Alex turned and shuffled forward in a facsimile of a run. It was like his legs had been frostbitten. They were stiff and moved at odd angles. The walls reverberated with the guttural growl of the beast behind him.

The turn was over ten feet away. There was no way he would make it there in time. His shoes were slapping and squeaking against the floor, his legs pistoning as fast as he could pick them up and put them down, but his pace was painfully slow.

Then he heard its voice. But it wasn't at all what he'd expected to hear. It was a woman's voice, soft and somewhat scratchy. “Hey!” she cried. “Wait! Stop. Wait for me!”

He slowed and peered over his shoulder. A woman had emerged at the far end of the hallway, in the spot where the long shadow had appeared. The distance was too great for Alex to see her clearly. The lights were too dim, and growing dimmer still, so he could no longer see her shadow.

Her shadow? It couldn't have been hers.

But she appeared to be slender and young, somewhere in her mid thirties. Despite not being able to clearly discern her features, he could somehow make out the color of her eyes—a pale and penetrating blue—the color of a frozen pool. Her eyes seemed to precede her face somehow, like cold candle flames held out to see through the fading light.

Alex turned, walking backwards. The woman was walking at a regular pace but appeared to be gaining ground at an impossible rate. It was like she was on a moving sidewalk, while he was standing still.

“Are you a doctor?” she yelled. “I need your help.” The lights flickered and faltered. Her eyes flashed like sun on ice. She was halfway up the hallway now, moving much faster than her gait should allow.
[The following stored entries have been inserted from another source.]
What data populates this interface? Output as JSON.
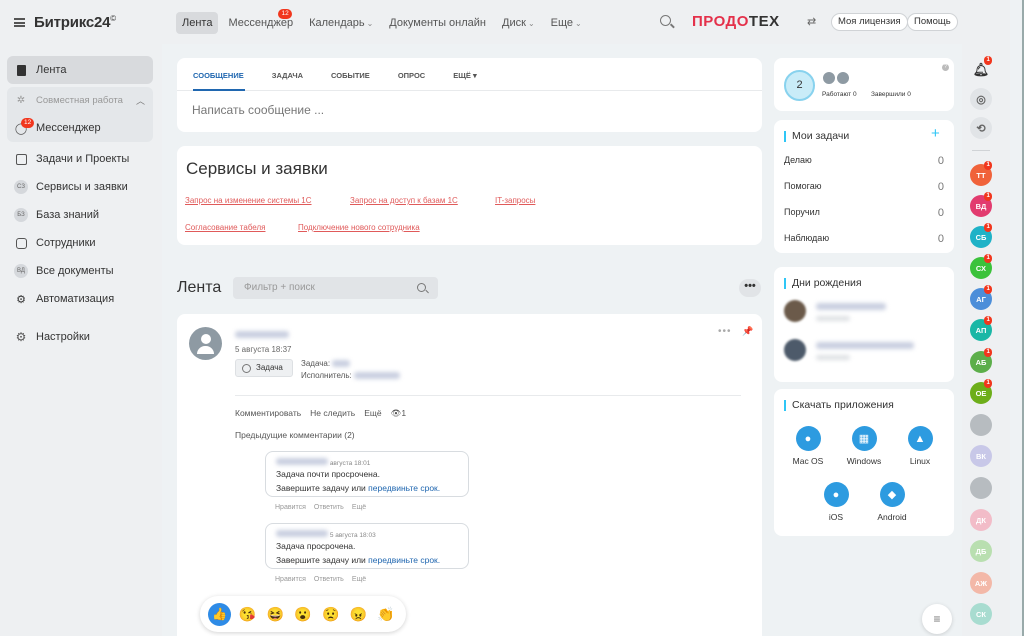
{
  "app": {
    "logo": "Битрикс24",
    "logo_mark": "©"
  },
  "sidebar": {
    "items": [
      {
        "label": "Лента",
        "icon": "feed-icon",
        "active": true
      },
      {
        "label": "Совместная работа",
        "icon": "collab-icon"
      },
      {
        "label": "Мессенджер",
        "icon": "messenger-icon",
        "badge": "12"
      },
      {
        "label": "Задачи и Проекты",
        "icon": "tasks-icon"
      },
      {
        "label": "Сервисы и заявки",
        "icon": "services-icon",
        "abbr": "СЗ"
      },
      {
        "label": "База знаний",
        "icon": "knowledge-icon",
        "abbr": "БЗ"
      },
      {
        "label": "Сотрудники",
        "icon": "employees-icon"
      },
      {
        "label": "Все документы",
        "icon": "documents-icon",
        "abbr": "ВД"
      },
      {
        "label": "Автоматизация",
        "icon": "automation-icon"
      },
      {
        "label": "Настройки",
        "icon": "gear-icon"
      }
    ]
  },
  "topbar": {
    "tabs": [
      {
        "label": "Лента",
        "active": true
      },
      {
        "label": "Мессенджер",
        "badge": "12"
      },
      {
        "label": "Календарь",
        "dropdown": true
      },
      {
        "label": "Документы онлайн"
      },
      {
        "label": "Диск",
        "dropdown": true
      },
      {
        "label": "Еще",
        "dropdown": true
      }
    ],
    "brand_red": "ПРОДО",
    "brand_dark": "ТЕХ",
    "license": "Моя лицензия",
    "help": "Помощь"
  },
  "post_form": {
    "tabs": [
      "СООБЩЕНИЕ",
      "ЗАДАЧА",
      "СОБЫТИЕ",
      "ОПРОС",
      "ЕЩЁ"
    ],
    "placeholder": "Написать сообщение ..."
  },
  "services": {
    "title": "Сервисы и заявки",
    "links": [
      "Запрос на изменение системы 1С",
      "Запрос на доступ к базам 1С",
      "IT-запросы",
      "Согласование табеля",
      "Подключение нового сотрудника"
    ]
  },
  "feed": {
    "title": "Лента",
    "filter_placeholder": "Фильтр + поиск",
    "more": "•••"
  },
  "post": {
    "date": "5 августа 18:37",
    "chip": "Задача",
    "task_label": "Задача:",
    "executor_label": "Исполнитель:",
    "actions": [
      "Комментировать",
      "Не следить",
      "Ещё",
      "1"
    ],
    "prev_comments": "Предыдущие комментарии (2)",
    "comments": [
      {
        "time": "авгуcта 18:01",
        "line1": "Задача почти просрочена.",
        "line2": "Завершите задачу или ",
        "link": "передвиньте срок.",
        "actions": [
          "Нравится",
          "Ответить",
          "Ещё"
        ]
      },
      {
        "time": "5 августа 18:03",
        "line1": "Задача просрочена.",
        "line2": "Завершите задачу или ",
        "link": "передвиньте срок.",
        "actions": [
          "Нравится",
          "Ответить",
          "Ещё"
        ]
      }
    ]
  },
  "stats": {
    "count": "2",
    "working": "Работают",
    "working_n": "0",
    "finished": "Завершили",
    "finished_n": "0",
    "help": "?"
  },
  "my_tasks": {
    "title": "Мои задачи",
    "plus": "+",
    "rows": [
      {
        "label": "Делаю",
        "value": "0"
      },
      {
        "label": "Помогаю",
        "value": "0"
      },
      {
        "label": "Поручил",
        "value": "0"
      },
      {
        "label": "Наблюдаю",
        "value": "0"
      }
    ]
  },
  "birthdays": {
    "title": "Дни рождения"
  },
  "apps": {
    "title": "Скачать приложения",
    "items": [
      {
        "label": "Mac OS",
        "icon": "apple-icon"
      },
      {
        "label": "Windows",
        "icon": "windows-icon"
      },
      {
        "label": "Linux",
        "icon": "linux-icon"
      },
      {
        "label": "iOS",
        "icon": "apple-icon"
      },
      {
        "label": "Android",
        "icon": "android-icon"
      }
    ]
  },
  "rail": {
    "notif_badge": "1",
    "users": [
      {
        "abbr": "ТТ",
        "color": "#f0623a",
        "badge": "1"
      },
      {
        "abbr": "ВД",
        "color": "#e23b6f",
        "badge": "1"
      },
      {
        "abbr": "СБ",
        "color": "#1fb2c7",
        "badge": "1"
      },
      {
        "abbr": "СХ",
        "color": "#3bc23b",
        "badge": "1"
      },
      {
        "abbr": "АГ",
        "color": "#4c8ed9",
        "badge": "1"
      },
      {
        "abbr": "АП",
        "color": "#1ab7a6",
        "badge": "1"
      },
      {
        "abbr": "АБ",
        "color": "#5cae4a",
        "badge": "1"
      },
      {
        "abbr": "ОЕ",
        "color": "#6dae1a",
        "badge": "1"
      },
      {
        "abbr": "",
        "color": "#b7bcc0"
      },
      {
        "abbr": "ВК",
        "color": "#c8c8e8"
      },
      {
        "abbr": "",
        "color": "#b7bcc0"
      },
      {
        "abbr": "ДК",
        "color": "#f2bcc8"
      },
      {
        "abbr": "ДБ",
        "color": "#b9dfb0"
      },
      {
        "abbr": "АЖ",
        "color": "#f3b8a8"
      },
      {
        "abbr": "СК",
        "color": "#a8dcd0"
      }
    ]
  }
}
He was not going to make it. She was going to be upon him in just a few more of her exponential steps. He saw her more clearly as she grew closer. She was ravishing, but also severe. Her face honed into sharp angles with a pinched, needy expression. It was like she was fighting to stay composed, resisting the urge to launch forward.
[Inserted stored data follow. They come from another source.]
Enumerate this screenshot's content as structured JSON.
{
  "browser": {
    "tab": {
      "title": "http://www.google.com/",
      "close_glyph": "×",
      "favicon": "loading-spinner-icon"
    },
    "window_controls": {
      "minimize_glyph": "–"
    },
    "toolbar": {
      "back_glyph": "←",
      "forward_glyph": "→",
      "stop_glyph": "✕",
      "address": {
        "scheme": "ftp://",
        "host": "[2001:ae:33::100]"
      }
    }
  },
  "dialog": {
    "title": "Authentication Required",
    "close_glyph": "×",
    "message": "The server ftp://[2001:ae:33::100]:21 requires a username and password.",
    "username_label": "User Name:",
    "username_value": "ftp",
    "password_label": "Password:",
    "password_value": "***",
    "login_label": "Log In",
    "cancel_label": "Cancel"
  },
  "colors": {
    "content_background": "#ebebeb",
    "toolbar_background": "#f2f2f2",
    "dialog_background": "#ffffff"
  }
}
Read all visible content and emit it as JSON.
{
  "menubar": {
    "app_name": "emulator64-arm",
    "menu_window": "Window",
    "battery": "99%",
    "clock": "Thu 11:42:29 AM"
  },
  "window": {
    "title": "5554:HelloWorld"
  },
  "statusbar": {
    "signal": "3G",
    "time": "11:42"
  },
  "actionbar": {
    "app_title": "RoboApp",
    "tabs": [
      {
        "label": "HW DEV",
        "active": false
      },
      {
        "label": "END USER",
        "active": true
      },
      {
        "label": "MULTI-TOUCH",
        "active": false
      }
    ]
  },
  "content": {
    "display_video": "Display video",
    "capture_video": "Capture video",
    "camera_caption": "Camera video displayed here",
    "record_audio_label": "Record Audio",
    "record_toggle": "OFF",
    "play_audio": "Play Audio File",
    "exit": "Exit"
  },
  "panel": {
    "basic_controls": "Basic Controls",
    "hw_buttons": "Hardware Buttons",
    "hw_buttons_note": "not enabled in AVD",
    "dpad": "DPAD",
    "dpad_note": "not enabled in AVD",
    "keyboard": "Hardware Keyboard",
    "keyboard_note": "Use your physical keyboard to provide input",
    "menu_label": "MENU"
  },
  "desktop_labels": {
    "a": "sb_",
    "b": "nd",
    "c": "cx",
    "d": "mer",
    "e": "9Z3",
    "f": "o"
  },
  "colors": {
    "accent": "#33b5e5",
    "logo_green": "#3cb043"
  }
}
Alex spun around. He slipped and almost fell, saving himself by bracing his hand on the floor. There was a patient's door just up ahead on the right.
Safety,
his mind was screaming.
I need to get somewhere safe.

The woman did not make a sound. He couldn't tell how fast she was approaching. He knew she had to be just a step or two behind him.
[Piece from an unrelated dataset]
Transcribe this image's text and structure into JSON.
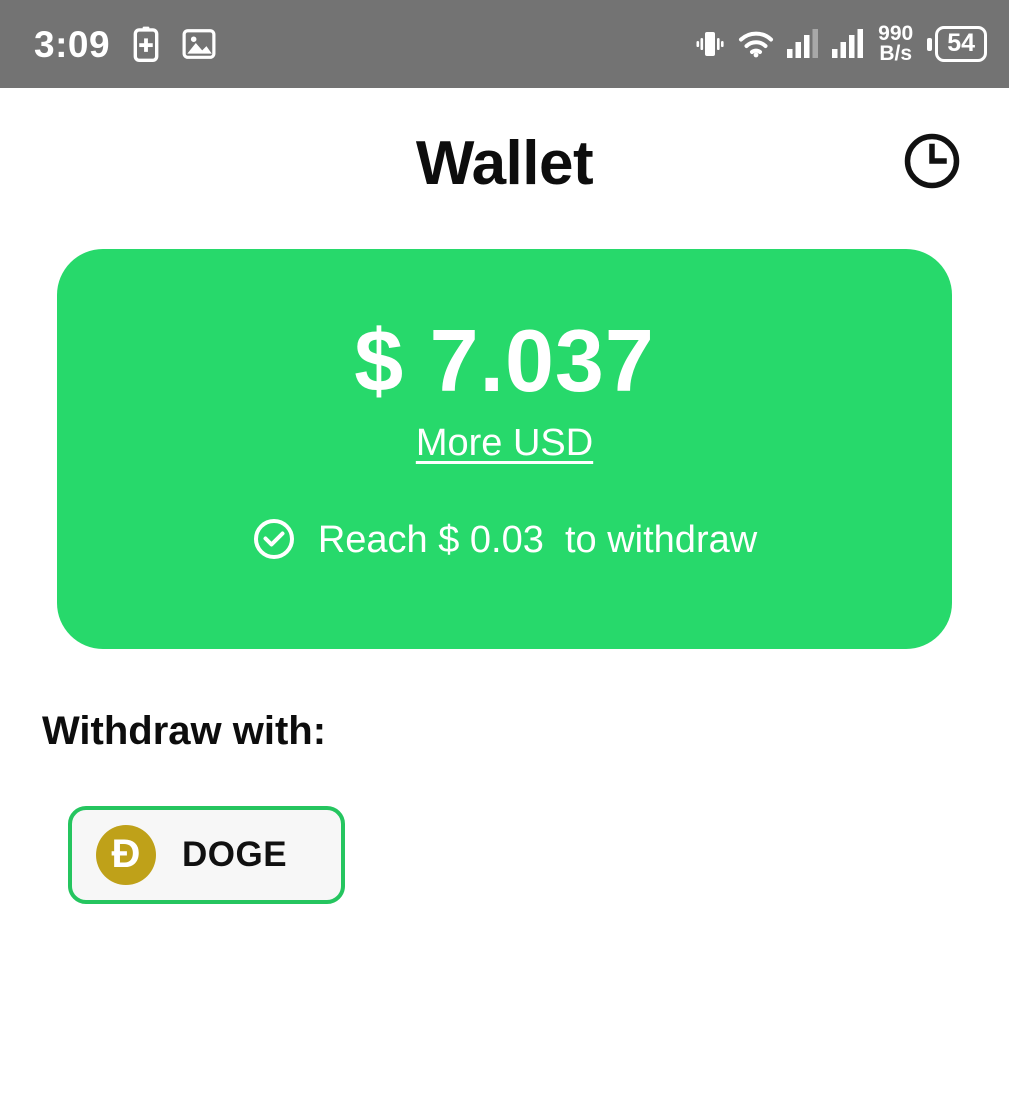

Alex lunged forward and grabbed the doorknob, swinging it open and spinning inside. He slammed it shut and leaned his weight against it, hoping to keep it closed.

A woman screamed. Then, still excited, said, “What's wrong?” The voice came from behind him, from within the room.

He didn't think his heart could take another shock. It was already past its maximum RPM.
Fine, kill me. I'll take a heart attack over this.

He squeezed his eyes shut, hoping that whoever was in the room with him would simply go away.

Then, he heard a man's voice. This one easier to recognize. “What the hell's gotten into you, son?”

The woman with the icy-blue eyes had not attempted to open the door. He couldn't tell if she was on the other side of it or not. He turned his head, keeping his body pressed against the door, to look within the room.

It was impossible. He was back in the conference room. There's no way this door could have brought him here. Angela was next to Eli. It looked like she was trying to wake him. Bearman was pacing along the right side of the room by the wall. His shirt was so sweaty now it was see-through, revealing a matted pelt of curly, black hair. At least he now had his sleeves rolled up.

Alex staggered, his legs nearly giving out. “How did I get here?”

Angela and Bearman exchanged the same confused stare before directing it back his way.

“Come again?” Bearman said, looking annoyed.

Angela looked afraid. “Who's out there? What are you running from?”

The others in the room all remained catatonic.

“Whatever's going on,” Alex said, and swallowed, trying to catch his breath, “it's going on out there as well.”

Alex pointed back towards the door. “Something's taken over Sugar Hill.”